Il falò di Capodanno, rito della fine dell’anno in Lombardia e non solo
In Lombardia, per la sera del 31 dicembre, una delle usanze più particolari è quella dei falò di Capodanno, dove, in molte località, vengono accesi grandi fuochi per simboleggiare la fine del vecchio anno e l’inizio del nuovo.
Questi falò sono spesso accompagnati da canti tradizionali e danze attorno al fuoco, creando un’atmosfera magica e suggestiva.
Come si prepara il falò di Capodanno 🔥
I preparativi per festeggiare il Capodanno iniziano la mattina di San Silvestro, quando i giovani del paese girano di casa in casa con una suvera (un attrezzo a forma di larga scala usato per portare la paglia), chiedendo fascine, steli di granoturco ed altro materiale da bruciare. Finito il giro, preparano un grande mucchio su un rialzo ben visibile.
Quando una certa quantità di sterpi si è accumulata, mentre alcuni continuano a cercare materiale, altri rimangono di guardia. Questo perché qualche giovane, per fare dispetto, potrebbe cercare di incendiare la catasta in pieno giorno.
Dopo la cena e la veglia, verso mezzanotte, tutti escono dalle stalle e si recano verso la catasta. Se quelli delle altre cascine non hanno ancora acceso il loro falò, i giovani prendono una fascina e l’accendono poco distante. A volte, il fuoco "finto" trae in inganno gli altri, inducendoli ad accendere il proprio falò.
In breve, tutte le cascine e le borgate sono punteggiate di fuochi. Nel frattempo, i giovani si chiamano l’un l’altro con urla e richiami, di cascina in cascina.
Quando il fuoco è morente, si usa un tridente per gettare in alto le braci, pronunciando la frase:
"Tante plüe, tanti cuchèt" (tante faville, tanti bozzoli).
Attorno al falò si canta, si fanno gli auguri stringendosi la mano, e i giovani si divertono saltando il fuoco, tra le urla e le risate di chi sta attorno.
Più tardi, spento il fuoco, ci si riunisce nella stalla per gustare le focacce preparate dalle donne di casa: focacce a forma di gallo, di scala o di bambola.
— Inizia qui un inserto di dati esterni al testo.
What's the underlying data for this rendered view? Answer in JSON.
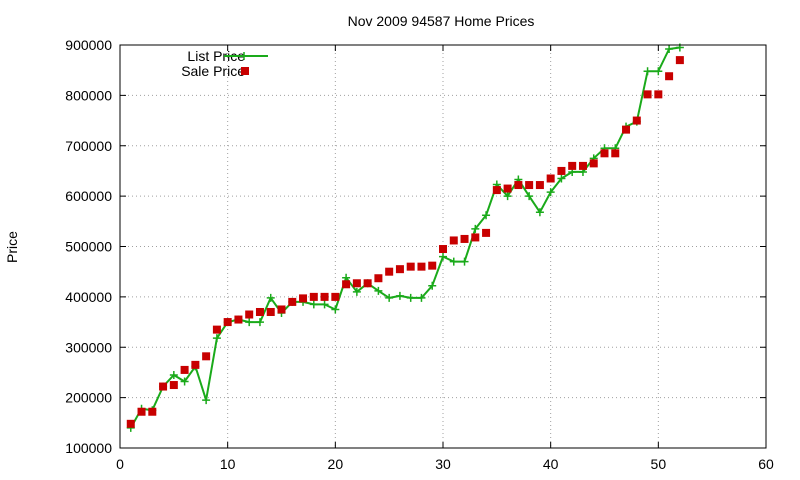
{
  "chart_data": {
    "type": "line",
    "title": "Nov 2009 94587 Home Prices",
    "xlabel": "",
    "ylabel": "Price",
    "xlim": [
      0,
      60
    ],
    "ylim": [
      100000,
      900000
    ],
    "xticks": [
      0,
      10,
      20,
      30,
      40,
      50,
      60
    ],
    "yticks": [
      100000,
      200000,
      300000,
      400000,
      500000,
      600000,
      700000,
      800000,
      900000
    ],
    "grid": true,
    "grid_color": "#a0a0a0",
    "legend_position": "top-left",
    "series": [
      {
        "name": "List Price",
        "style": "line-with-plus-markers",
        "color": "#1aaa1a",
        "x": [
          1,
          2,
          3,
          4,
          5,
          6,
          7,
          8,
          9,
          10,
          11,
          12,
          13,
          14,
          15,
          16,
          17,
          18,
          19,
          20,
          21,
          22,
          23,
          24,
          25,
          26,
          27,
          28,
          29,
          30,
          31,
          32,
          33,
          34,
          35,
          36,
          37,
          38,
          39,
          40,
          41,
          42,
          43,
          44,
          45,
          46,
          47,
          48,
          49,
          50,
          51,
          52
        ],
        "y": [
          140000,
          178000,
          175000,
          222000,
          245000,
          232000,
          262000,
          195000,
          318000,
          350000,
          355000,
          350000,
          350000,
          398000,
          368000,
          390000,
          390000,
          385000,
          385000,
          375000,
          438000,
          410000,
          427000,
          412000,
          398000,
          402000,
          398000,
          398000,
          422000,
          480000,
          470000,
          470000,
          535000,
          562000,
          623000,
          600000,
          633000,
          600000,
          568000,
          608000,
          635000,
          648000,
          648000,
          675000,
          695000,
          695000,
          738000,
          748000,
          848000,
          848000,
          892000,
          895000
        ]
      },
      {
        "name": "Sale Price",
        "style": "square-markers",
        "color": "#c80000",
        "x": [
          1,
          2,
          3,
          4,
          5,
          6,
          7,
          8,
          9,
          10,
          11,
          12,
          13,
          14,
          15,
          16,
          17,
          18,
          19,
          20,
          21,
          22,
          23,
          24,
          25,
          26,
          27,
          28,
          29,
          30,
          31,
          32,
          33,
          34,
          35,
          36,
          37,
          38,
          39,
          40,
          41,
          42,
          43,
          44,
          45,
          46,
          47,
          48,
          49,
          50,
          51,
          52
        ],
        "y": [
          148000,
          172000,
          172000,
          222000,
          225000,
          255000,
          265000,
          282000,
          335000,
          350000,
          355000,
          365000,
          370000,
          370000,
          375000,
          390000,
          397000,
          400000,
          400000,
          400000,
          425000,
          427000,
          427000,
          437000,
          450000,
          455000,
          460000,
          460000,
          462000,
          495000,
          512000,
          515000,
          518000,
          527000,
          612000,
          615000,
          622000,
          622000,
          622000,
          635000,
          650000,
          660000,
          660000,
          665000,
          685000,
          685000,
          732000,
          750000,
          802000,
          802000,
          838000,
          870000
        ]
      }
    ]
  }
}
Dopo, si gioca a carte e si canta.
Un tempo, mentre ci si preparava per andare a dormire, le ragazze, prima di salire le scale, lanciavano uno zoccolo per predire se si sarebbero sposate entro l’anno.
I nomi del falò di Capodanno nel nord Italia 🌟
Data la fama di questa tradizione, il falò di Capodanno assume nomi diversi nelle varie regioni del Nord Italia:
- In Friuli è noto come pignarû o, in alcune zone della Bassa friulana, cabossa.
- In Bisiacaria è chiamato seima.
- Nelle province di Treviso, Pordenone e Venezia si parla di panevìn o panaìn (da "pane e vino"), simbolo di augurio per un anno di abbondanza.
- In altre zone è noto come pìroła-pàroła, vècia (la "vecchia"), poiché le pire possono assumere la forma di un fantoccio, oppure foghe rada e bubarata.
- Nel basso Friuli e nel Veneto Orientale viene chiamato foghèra o casèra.
- Nel Veronese e nel Polesine si utilizzano termini come briolo, buriolo, brugnèlo, brujèo o bruja.